Eines der schönsten Gedichte der Sammlung nimmt seinen Ausgang von der Wahrnehmung des bitteren Geschmacks einer Orange, die in einer dadurch ausgelösten Reminiszenz an die Zeit der Kindheit das Bild des Geschmacksinns weiterführt und mit anderen erinnerten Sinneswahrnehmungen verknüpft. Das Kind hört schreckliche Geschichten vom Krieg und sieht den Hitlergruß des Blockwarts. Es entsteht ein eindringliches Stück erlebte Geschichte, das die Greuel der Ermordung galizischer Juden, die Zwangsarbeit russischer Frauen und die Schrecken der Bombennacht in Dresden vor Augen führt:
Die Bitterkeit auf meiner Zunge
Rührt nicht von der Orange, die ich soeben verzehrte.
Es ist eine Bitterkeit, die nicht vergeht. Für sie
Habe ich keinen Begriff. Ich glaube,
Ich hab sie als Kind während des Krieges
Mit einer Handvoll Schnee,
Die meinen Durst stillen sollte,
Zu mir genommen. Es gab
Keine Märchen, aber es war damals immer
Ein großes Geflüster um mich: die Erwachsenen
Erzählten sich hinter vorgehaltenen Händen
Vom Kriege, vom damals gewesenen Kriege,
Von Grünen Minnas und von Soldaten,
Die beinlos aus Stalingrad wiederkehrten.
Ich sah auch den Hitlergruß
Des Blockwarts und hörte,
Während ich mir das Haar schneiden ließ,
Von dem an die Wand spritzenden Blut
Galizischer Juden.
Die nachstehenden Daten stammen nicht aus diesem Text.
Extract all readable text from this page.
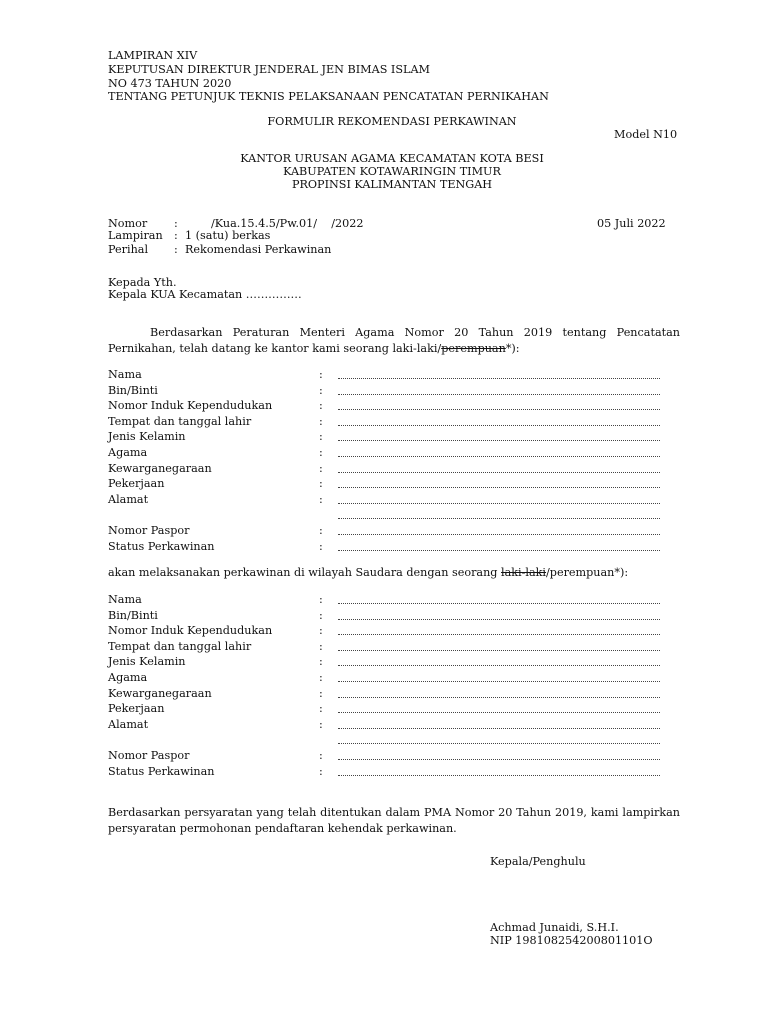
LAMPIRAN XIV
KEPUTUSAN DIREKTUR JENDERAL JEN BIMAS ISLAM
NO 473 TAHUN 2020
TENTANG PETUNJUK TEKNIS PELAKSANAAN PENCATATAN PERNIKAHAN
FORMULIR REKOMENDASI PERKAWINAN
Model N10
KANTOR URUSAN AGAMA KECAMATAN KOTA BESI
KABUPATEN KOTAWARINGIN TIMUR
PROPINSI KALIMANTAN TENGAH
Nomor :	/Kua.15.4.5/Pw.01/    /2022	05 Juli 2022
Lampiran : 1 (satu) berkas
Perihal : Rekomendasi Perkawinan
Kepada Yth.
Kepala KUA Kecamatan ……………
Berdasarkan Peraturan Menteri Agama Nomor 20 Tahun 2019 tentang Pencatatan Pernikahan, telah datang ke kantor kami seorang laki-laki/perempuan*):
Nama	:
Bin/Binti	:
Nomor Induk Kependudukan	:
Tempat dan tanggal lahir	:
Jenis Kelamin	:
Agama	:
Kewarganegaraan	:
Pekerjaan	:
Alamat	:
Nomor Paspor	:
Status Perkawinan	:
akan melaksanakan perkawinan di wilayah Saudara dengan seorang laki-laki/perempuan*):
Nama	:
Bin/Binti	:
Nomor Induk Kependudukan	:
Tempat dan tanggal lahir	:
Jenis Kelamin	:
Agama	:
Kewarganegaraan	:
Pekerjaan	:
Alamat	:
Nomor Paspor	:
Status Perkawinan	:
Berdasarkan persyaratan yang telah ditentukan dalam PMA Nomor 20 Tahun 2019, kami lampirkan persyaratan permohonan pendaftaran kehendak perkawinan.
Kepala/Penghulu
Achmad Junaidi, S.H.I.
NIP 198108254200801101O
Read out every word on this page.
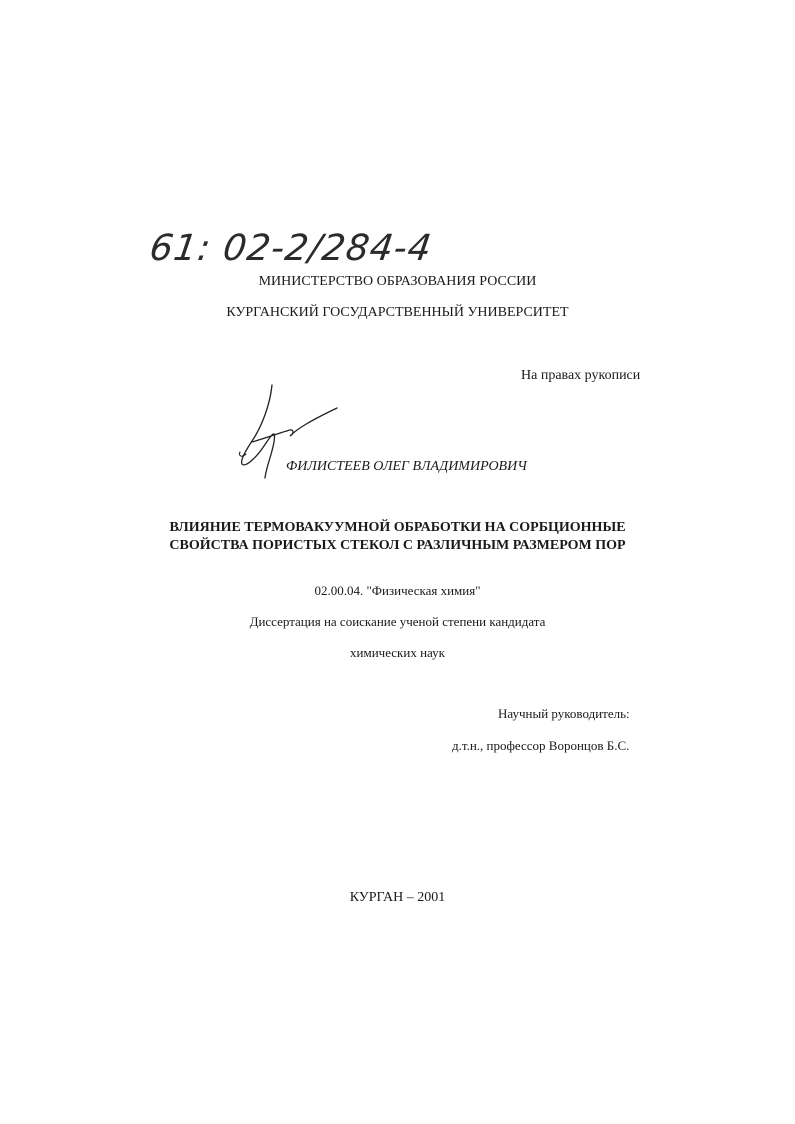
61: 02-2/284-4
МИНИСТЕРСТВО ОБРАЗОВАНИЯ РОССИИ
КУРГАНСКИЙ ГОСУДАРСТВЕННЫЙ УНИВЕРСИТЕТ
На правах рукописи
ФИЛИСТЕЕВ ОЛЕГ ВЛАДИМИРОВИЧ
ВЛИЯНИЕ ТЕРМОВАКУУМНОЙ ОБРАБОТКИ НА СОРБЦИОННЫЕ
СВОЙСТВА ПОРИСТЫХ СТЕКОЛ С РАЗЛИЧНЫМ РАЗМЕРОМ ПОР
02.00.04. "Физическая химия"
Диссертация на соискание ученой степени кандидата
химических наук
Научный руководитель:
д.т.н., профессор Воронцов Б.С.
КУРГАН – 2001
Der schier endlose Zug
Der Russinnen abends den Wilden-Mann-Berg empor,
Wenn sie vom Goehle-Werk
Sich in ihr Lager zurückschleppten,
Und schließlich die Panjewagen,
Beladen mit den Toten des Bombenangriffs.
Mit der Reflexion des rückblickenden Dichters kehrt das Gedicht am Schluß zu der Schnee-Metapher zurück, die die Permanenz dieser Kindheitserlebnisse in der Biographie des Dichters ebenso erfaßt wie den unstillbaren Drang, sich im Schreiben der eigenen Biographie und Geschichte zu vergewissern:
Das alles muß in dieser Handvoll
Schnee gewesen sein, die ich mir
In den Mund steckte, um meinen Durst
Zu stillen, diesen kindlichen Durst,
Der mich nie verließ, und von dem
Diese Bitterkeit auf der Zunge zurückblieb.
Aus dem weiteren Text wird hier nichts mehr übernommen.